IT HAD been a while since I had taken the West Fife Way route that starts by Clackmannan and leads all the way to Dunfermline.

However, this time around, I opted to undertake a small section of the route in reverse, starting at the small car park near Brucefield and then heading westwards towards Clackmannan.

The verges of the track here were especially rich in wildflowers, including numerous common spotted-orchids, their intricate lilac-petalled spikes shining out like little floral beacons.

I also found common wintergreen, which despite the name, is a scarce plant with strange pinkish-white bell-shaped flowers. It was very much a case of the more you looked, the more you saw.

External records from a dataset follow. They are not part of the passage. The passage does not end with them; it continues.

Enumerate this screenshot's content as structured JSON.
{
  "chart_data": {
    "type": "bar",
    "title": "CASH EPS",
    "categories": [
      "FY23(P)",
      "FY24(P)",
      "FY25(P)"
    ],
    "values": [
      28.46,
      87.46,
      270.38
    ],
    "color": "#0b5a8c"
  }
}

Bird life abounded too, and within the space of a few minutes I had spotted whitethroats and several young willow warblers.

By the edge of a nearby field a flash of blurry-brown caught my eye. It was a brown hare, which are sadly increasingly scarce creatures nowadays.

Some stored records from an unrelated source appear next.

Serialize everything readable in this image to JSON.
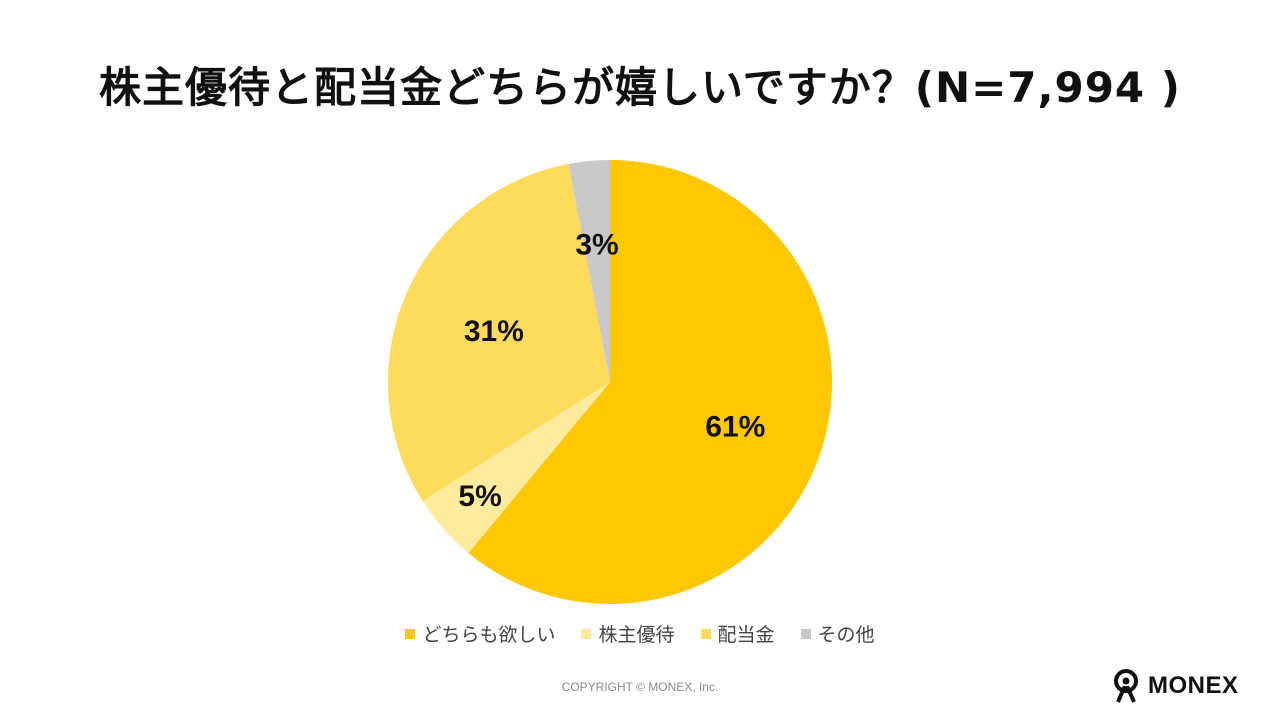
{
  "colors": {
    "both": "#FFC800",
    "benefit": "#FFEB9E",
    "dividend": "#FFDB5C",
    "other": "#C8C8C8"
  },
  "chart_data": {
    "type": "pie",
    "title": "株主優待と配当金どちらが嬉しいですか？(N=7,994 )",
    "slices": [
      {
        "name": "どちらも欲しい",
        "value": 61,
        "label": "61%",
        "color": "#FFC800"
      },
      {
        "name": "株主優待",
        "value": 5,
        "label": "5%",
        "color": "#FFEB9E"
      },
      {
        "name": "配当金",
        "value": 31,
        "label": "31%",
        "color": "#FFDB5C"
      },
      {
        "name": "その他",
        "value": 3,
        "label": "3%",
        "color": "#C8C8C8"
      }
    ],
    "start_angle": "12 o'clock",
    "direction": "clockwise",
    "legend_position": "bottom"
  },
  "footer": {
    "copyright": "COPYRIGHT © MONEX, Inc.",
    "logo_text": "MONEX",
    "logo_icon": "monex-person-icon"
  }
}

Hares have a quite remarkable turn of speed and the expression to ‘kiss a hare’s foot’, meaning ‘to be late’, alludes that for those that hesitate, the hare will be gone, leaving behind just the footprint.

The early 20th century naturalist Frances Pitt kept a pet hare, which held a mix of behaviours ranging from “extreme timidity and boldness, of rashness and suspicion, of cunning and of the most fragrant silliness”.

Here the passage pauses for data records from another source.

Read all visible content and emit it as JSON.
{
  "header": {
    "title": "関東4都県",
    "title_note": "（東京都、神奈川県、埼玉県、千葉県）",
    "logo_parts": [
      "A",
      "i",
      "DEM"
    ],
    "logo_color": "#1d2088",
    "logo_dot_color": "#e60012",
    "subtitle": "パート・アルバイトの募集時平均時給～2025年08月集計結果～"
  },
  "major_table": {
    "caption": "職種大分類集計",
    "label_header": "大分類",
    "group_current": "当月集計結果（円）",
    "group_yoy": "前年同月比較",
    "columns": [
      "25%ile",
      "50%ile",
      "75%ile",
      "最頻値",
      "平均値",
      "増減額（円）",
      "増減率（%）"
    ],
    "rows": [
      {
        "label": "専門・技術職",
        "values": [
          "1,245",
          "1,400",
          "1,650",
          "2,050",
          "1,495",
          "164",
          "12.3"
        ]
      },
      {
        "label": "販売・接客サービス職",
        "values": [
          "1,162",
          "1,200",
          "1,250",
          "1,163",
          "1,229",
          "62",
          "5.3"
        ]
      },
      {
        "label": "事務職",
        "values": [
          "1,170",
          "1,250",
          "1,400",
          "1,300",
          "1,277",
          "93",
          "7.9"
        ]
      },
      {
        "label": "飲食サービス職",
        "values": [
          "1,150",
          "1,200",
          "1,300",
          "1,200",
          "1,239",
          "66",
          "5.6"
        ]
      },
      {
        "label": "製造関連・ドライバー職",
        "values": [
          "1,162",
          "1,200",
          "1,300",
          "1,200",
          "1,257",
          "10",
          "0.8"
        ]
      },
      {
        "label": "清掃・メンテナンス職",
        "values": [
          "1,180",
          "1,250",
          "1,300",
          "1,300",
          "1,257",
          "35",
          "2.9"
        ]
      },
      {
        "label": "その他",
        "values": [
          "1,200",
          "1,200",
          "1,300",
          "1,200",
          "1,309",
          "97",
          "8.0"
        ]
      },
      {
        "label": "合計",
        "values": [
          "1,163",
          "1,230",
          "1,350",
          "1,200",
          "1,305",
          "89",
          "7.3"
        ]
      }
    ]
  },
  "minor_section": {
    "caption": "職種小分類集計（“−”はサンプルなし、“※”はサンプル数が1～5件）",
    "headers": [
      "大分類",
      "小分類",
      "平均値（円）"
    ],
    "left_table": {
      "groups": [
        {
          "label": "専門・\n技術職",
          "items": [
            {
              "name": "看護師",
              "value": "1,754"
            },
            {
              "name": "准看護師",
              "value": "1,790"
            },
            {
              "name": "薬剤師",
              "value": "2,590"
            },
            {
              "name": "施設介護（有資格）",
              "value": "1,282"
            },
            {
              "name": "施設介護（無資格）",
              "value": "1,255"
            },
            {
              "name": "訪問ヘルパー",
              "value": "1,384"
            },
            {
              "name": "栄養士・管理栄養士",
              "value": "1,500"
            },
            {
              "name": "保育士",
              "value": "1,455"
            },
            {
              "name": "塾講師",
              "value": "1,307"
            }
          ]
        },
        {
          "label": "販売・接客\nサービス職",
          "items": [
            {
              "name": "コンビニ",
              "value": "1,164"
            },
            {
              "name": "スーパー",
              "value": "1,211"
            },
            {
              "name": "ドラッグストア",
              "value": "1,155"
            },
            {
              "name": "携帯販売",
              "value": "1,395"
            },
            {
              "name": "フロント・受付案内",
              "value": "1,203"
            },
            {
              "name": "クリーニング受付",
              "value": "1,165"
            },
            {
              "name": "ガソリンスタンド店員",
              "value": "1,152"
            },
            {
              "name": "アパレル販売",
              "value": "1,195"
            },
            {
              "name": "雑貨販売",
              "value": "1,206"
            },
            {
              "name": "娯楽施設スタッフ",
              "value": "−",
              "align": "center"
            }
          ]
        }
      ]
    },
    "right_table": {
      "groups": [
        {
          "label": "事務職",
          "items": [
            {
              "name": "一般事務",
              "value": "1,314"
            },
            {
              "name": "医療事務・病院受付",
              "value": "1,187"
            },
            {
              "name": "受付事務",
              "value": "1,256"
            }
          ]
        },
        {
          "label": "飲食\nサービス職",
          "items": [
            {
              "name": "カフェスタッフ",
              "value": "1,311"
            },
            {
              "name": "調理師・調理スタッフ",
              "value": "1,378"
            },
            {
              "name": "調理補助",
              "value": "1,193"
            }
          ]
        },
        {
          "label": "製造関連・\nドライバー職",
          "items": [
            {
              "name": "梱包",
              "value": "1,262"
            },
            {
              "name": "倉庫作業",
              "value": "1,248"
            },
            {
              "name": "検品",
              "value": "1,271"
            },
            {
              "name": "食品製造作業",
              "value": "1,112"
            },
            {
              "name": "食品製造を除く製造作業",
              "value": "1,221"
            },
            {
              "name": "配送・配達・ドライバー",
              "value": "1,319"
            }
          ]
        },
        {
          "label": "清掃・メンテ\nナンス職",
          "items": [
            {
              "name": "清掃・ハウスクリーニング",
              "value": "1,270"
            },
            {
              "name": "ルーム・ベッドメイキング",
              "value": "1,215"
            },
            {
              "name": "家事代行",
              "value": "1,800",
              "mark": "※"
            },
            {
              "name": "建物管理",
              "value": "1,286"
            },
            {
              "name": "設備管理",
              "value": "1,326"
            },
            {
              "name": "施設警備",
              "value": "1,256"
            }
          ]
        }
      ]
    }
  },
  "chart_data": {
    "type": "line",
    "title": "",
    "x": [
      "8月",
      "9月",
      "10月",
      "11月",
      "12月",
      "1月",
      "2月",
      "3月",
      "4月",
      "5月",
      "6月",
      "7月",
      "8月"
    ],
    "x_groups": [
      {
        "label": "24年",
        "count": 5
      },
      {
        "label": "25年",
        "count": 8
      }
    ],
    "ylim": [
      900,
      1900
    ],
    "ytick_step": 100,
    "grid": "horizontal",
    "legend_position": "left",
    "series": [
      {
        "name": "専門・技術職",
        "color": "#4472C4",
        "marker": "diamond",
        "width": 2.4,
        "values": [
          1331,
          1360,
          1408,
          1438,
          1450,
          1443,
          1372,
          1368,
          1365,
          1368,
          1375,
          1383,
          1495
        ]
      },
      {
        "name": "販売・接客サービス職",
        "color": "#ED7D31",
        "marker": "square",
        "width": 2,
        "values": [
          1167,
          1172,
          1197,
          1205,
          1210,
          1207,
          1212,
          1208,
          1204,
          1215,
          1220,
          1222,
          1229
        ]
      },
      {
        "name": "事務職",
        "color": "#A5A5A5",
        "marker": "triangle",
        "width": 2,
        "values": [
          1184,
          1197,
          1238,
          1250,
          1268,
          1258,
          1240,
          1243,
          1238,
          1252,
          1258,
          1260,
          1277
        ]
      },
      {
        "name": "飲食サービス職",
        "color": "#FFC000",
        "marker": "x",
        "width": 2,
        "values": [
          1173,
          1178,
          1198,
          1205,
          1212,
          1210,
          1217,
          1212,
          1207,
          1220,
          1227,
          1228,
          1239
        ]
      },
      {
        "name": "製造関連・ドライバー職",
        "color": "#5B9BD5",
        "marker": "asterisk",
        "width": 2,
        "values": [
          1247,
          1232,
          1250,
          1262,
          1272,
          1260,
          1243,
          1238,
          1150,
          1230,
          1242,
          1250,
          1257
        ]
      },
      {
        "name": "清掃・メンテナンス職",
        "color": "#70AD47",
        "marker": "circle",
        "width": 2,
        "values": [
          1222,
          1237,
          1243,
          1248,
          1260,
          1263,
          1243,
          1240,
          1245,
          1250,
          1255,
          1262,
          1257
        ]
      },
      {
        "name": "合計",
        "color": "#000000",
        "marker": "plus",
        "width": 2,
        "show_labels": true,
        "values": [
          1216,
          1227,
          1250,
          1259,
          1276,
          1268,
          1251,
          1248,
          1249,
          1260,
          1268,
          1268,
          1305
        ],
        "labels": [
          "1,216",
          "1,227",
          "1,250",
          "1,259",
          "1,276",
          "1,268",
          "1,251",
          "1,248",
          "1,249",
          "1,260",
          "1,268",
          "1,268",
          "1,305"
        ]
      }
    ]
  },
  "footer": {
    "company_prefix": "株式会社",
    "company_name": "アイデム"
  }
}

She described him as “...bold as brass, yet a more temperamental creature never walked. The slightest strange thing would upset him. I have seen him flee in crazy panic from his own shadow moving on the wall, temporarily mad with terror and liable to injure himself in his headlong, heedless flight”.

I get that feeling, too, when watching brown hares; the impression that they are clever creatures but with complex personalities.

With these thoughts swirling in my mind, I continued on my way towards Clackmannan, stopping every so often to marvel at the wildflowers on the track verges.